Until this announcement of the new Bill, this type of breeding modification was subject to the same regulations as techniques associated with genetic modification (GM) which use less precise techniques and insert DNA sometimes from other species.
Crops derived through precision breeding don’t have any DNA from other species inserted into them and are indistinguishable from crops bred conventionally. The benefits will ultimately need to be proved scientifically and consequences assessed, and this can only be done by field trials across a variety of soils and climates to ensure a full evaluation is made. The new Bill will help do this.
Researchers in England will now be able to do field trials on such precision bred crops, selecting the best ones to grow more climate positive and more economically viable varieties which is particularly valuable considering this week’s warnings around food supplies.
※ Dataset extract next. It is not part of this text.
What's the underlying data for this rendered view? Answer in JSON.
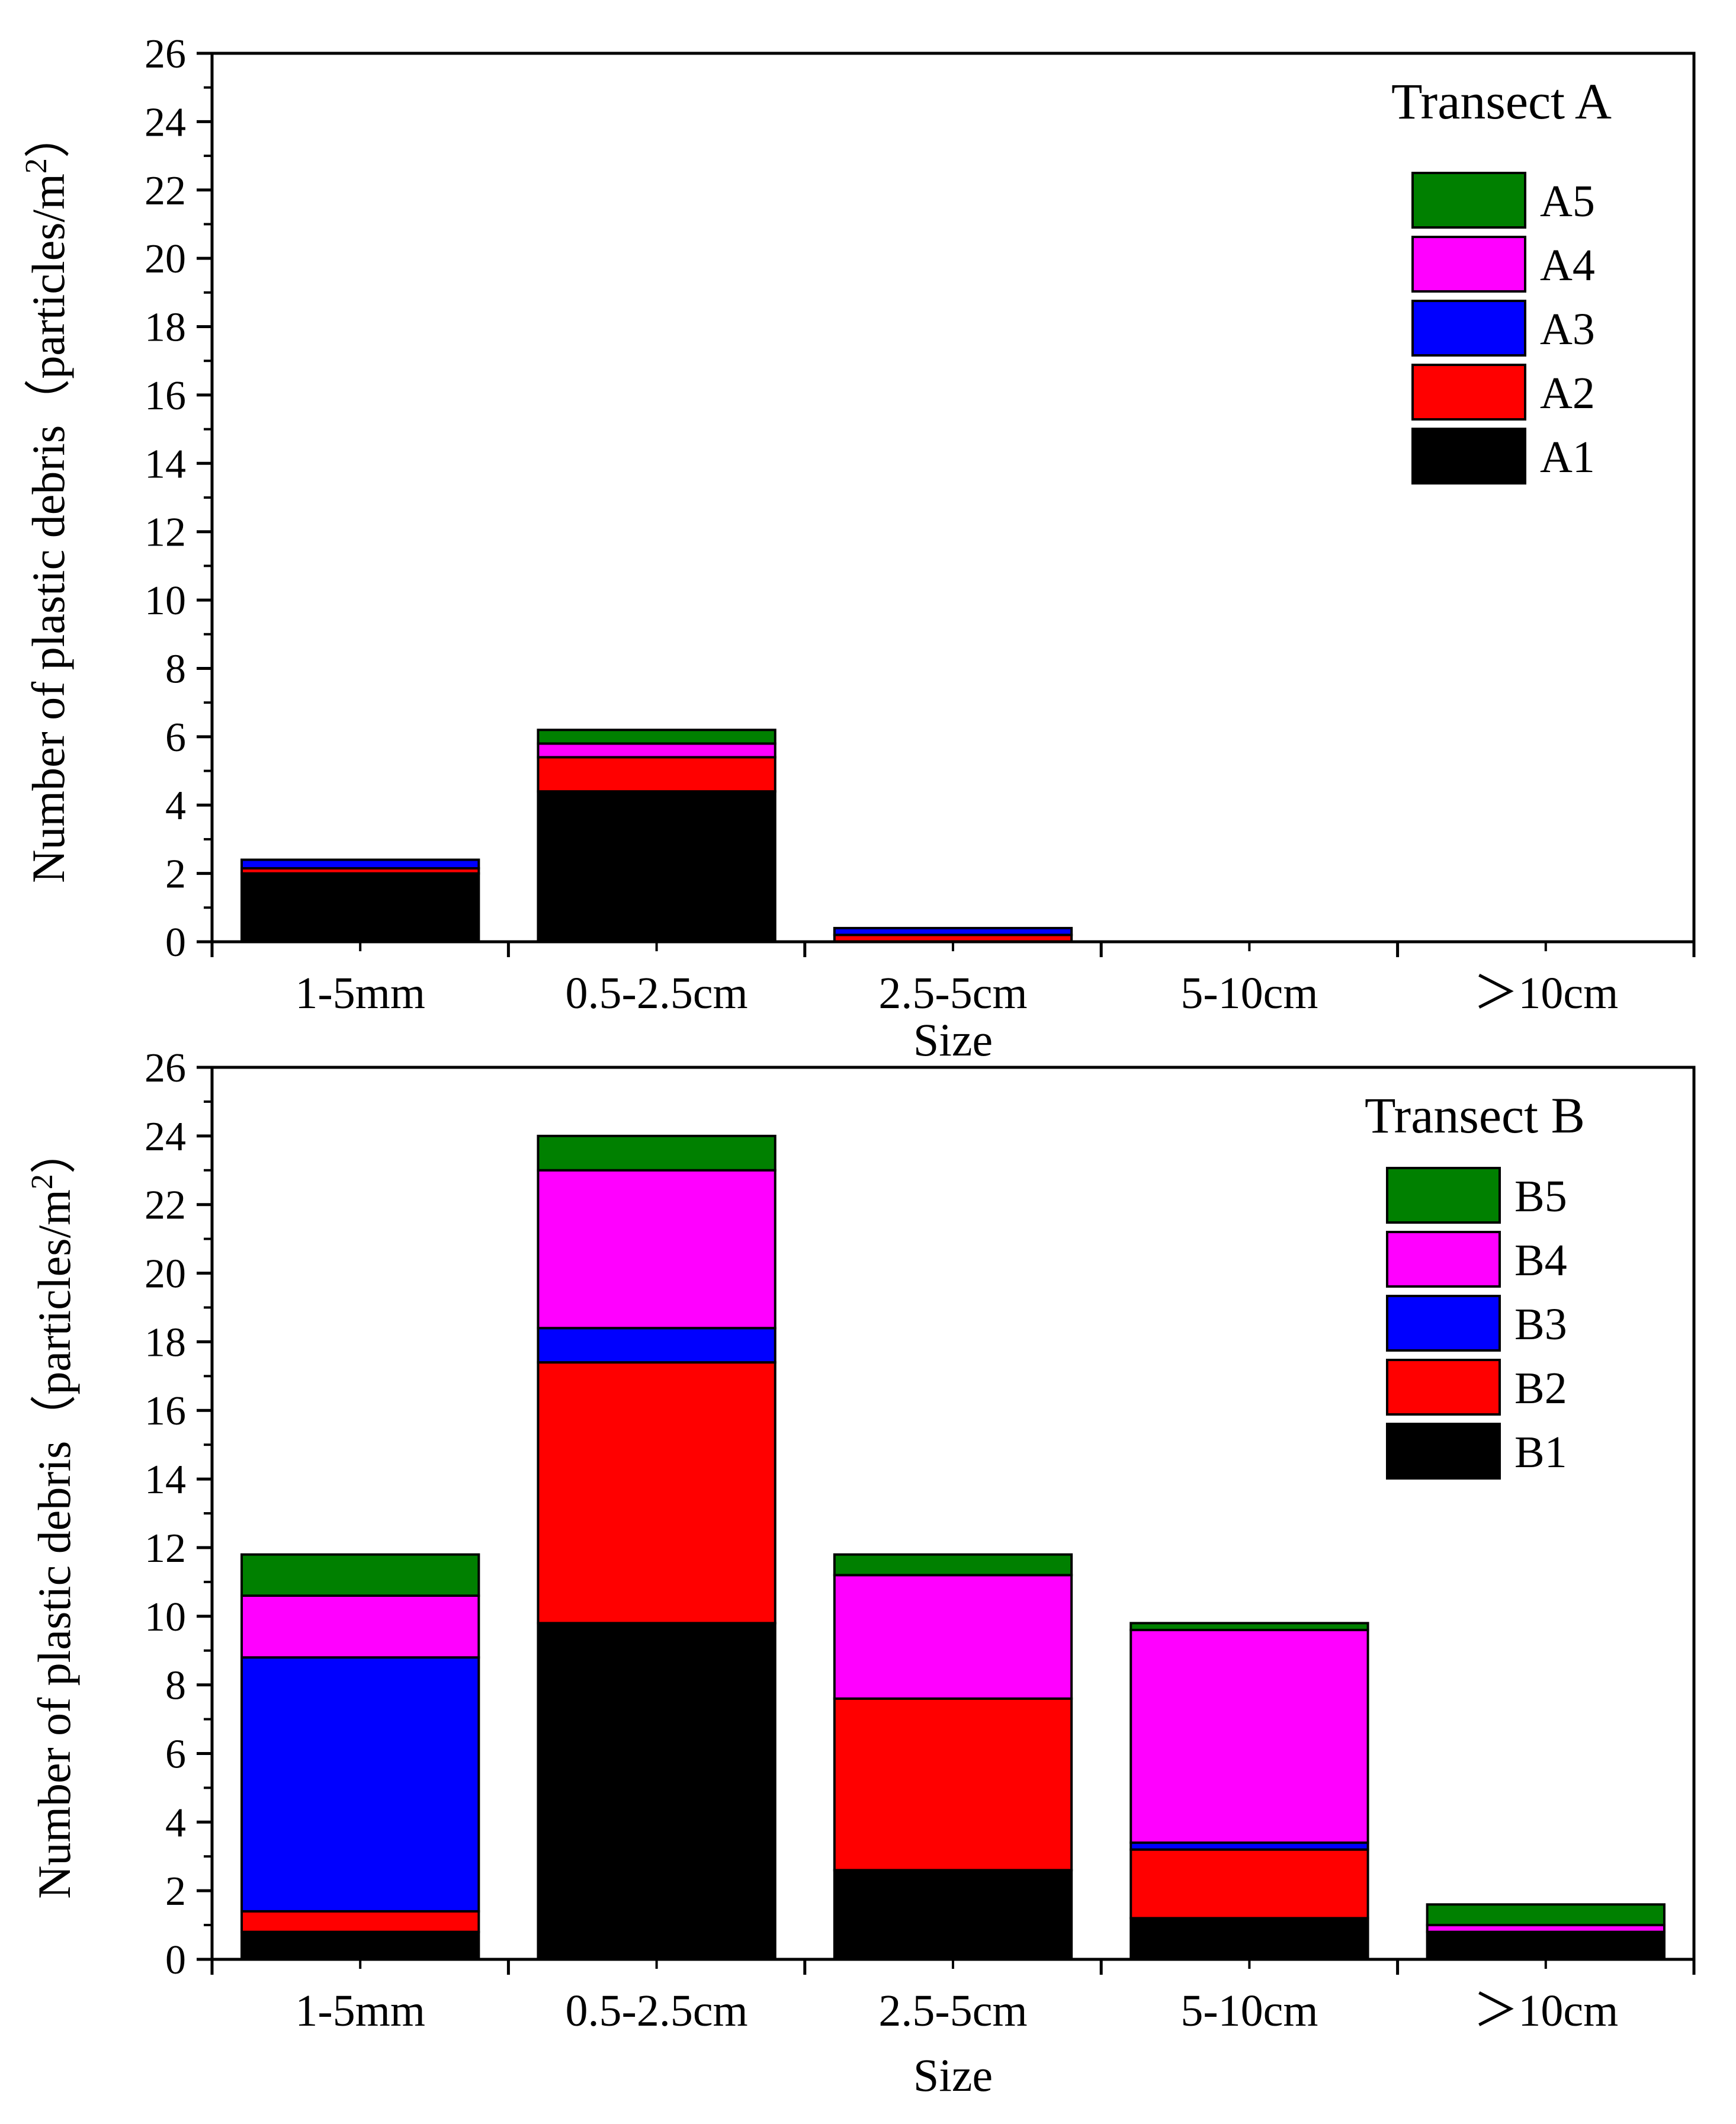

But, the legal position in Scotland remains the same as the EU stance and precision breeding remains subject to GM regulations.
Time is not on our side, and we need our agricultural sector to be able to grow food locally, consistently against worsening weather and that has benefits to growers, all parts of the supply chain, consumers and society. For a country such as Scotland which has a reputation for high quality food and drink brands built on its natural, high-quality environment; we need to consider how conventional systems using potentially more chemical inputs will fare against similar systems from countries that are using precision breeding, and whether this impacts upon the balance of consumer perceptions when it comes to relative environmental benefits.